Robust Multi-Model Subset Selection

The rapid growth of digital technologies has led to an explosive increase in data, revolutionizing the approaches to modelling and predicting real-word phenomena. Large volumes of data of different types, formats, and structures can be rapidly collected, generated and integrated. Thus, modern datasets are often characterized by the presence of a large number of variables (in columns), of which some are irrelevant or redundant, and in general exceeds the number of observations (in rows). Along with more sophisticated processes of obtaining data comes the inclusion of outlying observations, also known as data contamination. Outlying observations can be challenging to handle and adversely affect subsequent analyses, particularly, in complex high-dimensional datasets. Although outliers are not always undesired anomalies in the data and may possess valuable insights, only methods that are robust to outliers are able to accurately identify them and resist their influence.

Regularized regression methods and stepwise selection methods have been proposed to model datasets with many predictors relative to the number of samples, enabling the selection of an optimal subset of predictors for building interpretable predictive models. However, depending on the loss function used, these methods may be very sensitive to outliers, which may adversely affect their variable selection and prediction performances. To address this problem, many statistical row-wise robust procedures have been proposed [Maronna, 2011, Alfons et al., 2013, Smucler and Yohai, 2017, Cohen Freue et al., 2019, Maronna et al., 2019, Kepplinger, 2023, Thompson, 2022] as well as some cell-wise robust procedures in recent years among others [Filzmoser, Peter and Höppner, Sebastiaan and Ortner, Irene and Serneels, Sven and Verdonck, Tim, 2020, Bottmer, Lea and Croux, Christophe and Wilms, Ines, 2022, Su, Peng and Tarr, Garth and Muller, Samuel and Wang, Suojin, 2024].

Ensemble methods can be used to generate and aggregate multiple diverse models, and often outperform single-model methods in high-dimensional prediction tasks.

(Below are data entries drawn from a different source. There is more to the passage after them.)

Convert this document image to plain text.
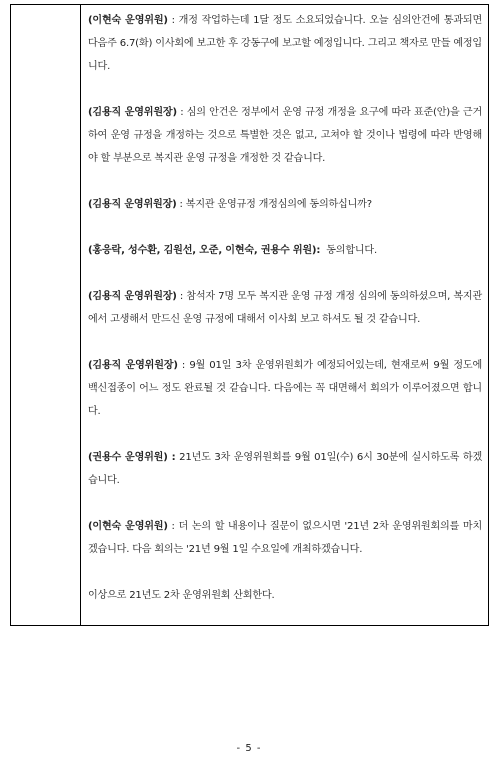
(이현숙 운영위원) : 개정 작업하는데 1달 정도 소요되었습니다. 오늘 심의안건에 통과되면 다음주 6.7(화) 이사회에 보고한 후 강동구에 보고할 예정입니다. 그리고 책자로 만들 예정입니다.

(김용직 운영위원장) : 심의 안건은 정부에서 운영 규정 개정을 요구에 따라 표준(안)을 근거하여 운영 규정을 개정하는 것으로 특별한 것은 없고, 고쳐야 할 것이나 법령에 따라 반영해야 할 부분으로 복지관 운영 규정을 개정한 것 같습니다.

(김용직 운영위원장) : 복지관 운영규정 개정심의에 동의하십니까?

(홍응락, 성수환, 김원선, 오준, 이현숙, 권용수 위원): 동의합니다.

(김용직 운영위원장) : 참석자 7명 모두 복지관 운영 규정 개정 심의에 동의하셨으며, 복지관에서 고생해서 만드신 운영 규정에 대해서 이사회 보고 하셔도 될 것 같습니다.

(김용직 운영위원장) : 9월 01일 3차 운영위원회가 예정되어있는데, 현재로써 9월 정도에 백신접종이 어느 정도 완료될 것 같습니다. 다음에는 꼭 대면해서 회의가 이루어졌으면 합니다.

(권용수 운영위원) : 21년도 3차 운영위원회를 9월 01일(수) 6시 30분에 실시하도록 하겠습니다.

(이현숙 운영위원) : 더 논의 할 내용이나 질문이 없으시면 '21년 2차 운영위원회의를 마치겠습니다. 다음 회의는 '21년 9월 1일 수요일에 개최하겠습니다.

이상으로 21년도 2차 운영위원회 산회한다.

- 5 -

Some notable examples of these ensemble methods include random forests (RF) [Breiman, 2001], and random generalized linear models (RGLM) [Song et al., 2013]. More recently, Christidis et al. [2020] and Christidis et al. [2024] proposed methods that generate ensembles comprised of a small number of sparse and diverse models learned directly from the data without any form of randomization or heuristics. However, both the ensembles and the individual models that comprise them are not robust and are thus very sensitive to outliers.

In this talk, we introduce a robust multi-model subset selection (RMSS) method that combines stepwise selection with robust objective functions to generate robust ensembles. The resulting ensembles comprised of a small number of sparse, robust and diverse models in a regression setting. We develop a tailored computing algorithm with attractive convergence properties to build the ensembles by leveraging recent developments in ${\mathrm{\ell }}_0$ optimization. The levels of sparsity, diversity and robustness within each model are driven directly by the data.

We establish the finite-sample breakdown point of the ensembles and the models that comprise them. Using extensive simulation studies and artificially contaminated real datasets from bioinformatics and cheminformatics we show that the ensembles generated by RMM generally outperform single-model sparse and robust methods in high-dimensional prediction tasks. The flexibility offered by our method can be particularly appealing for practitioners collecting and analyzing high-dimensional complex data. The implementation of our robust multi-model stepwise selection algorithm is available on CRAN [R Core Team, 2022] in the R package robStepSplitReg [Christidis and Cohen Freue, 2023b]. RMSS ensembles can be fit using the R package RMSS [Christidis and Cohen Freue, 2023a], which generates RBSS if $G=1$. The source code of RMSS is written in C++, and multithreading via OpenMP [Chandra et al., 2001] is available in the package to further speed up computations.

To the best of our knowledge, this is the first robust ensemble method proposed in the literature. We are currently extending our methodology to be resistant to cell-wise contamination and some preliminary results will be presented in this talk. With the growing emphasis on interpretable statistical and machine learning algorithms in the literature and in real data applications, our proposal will potentially pave the way for the development of other robust ensemble methods. A potential bottleneck in this area of research is the high computational cost of such methods, thus new optimization tools will be needed to render such ensemble methods feasible in practice.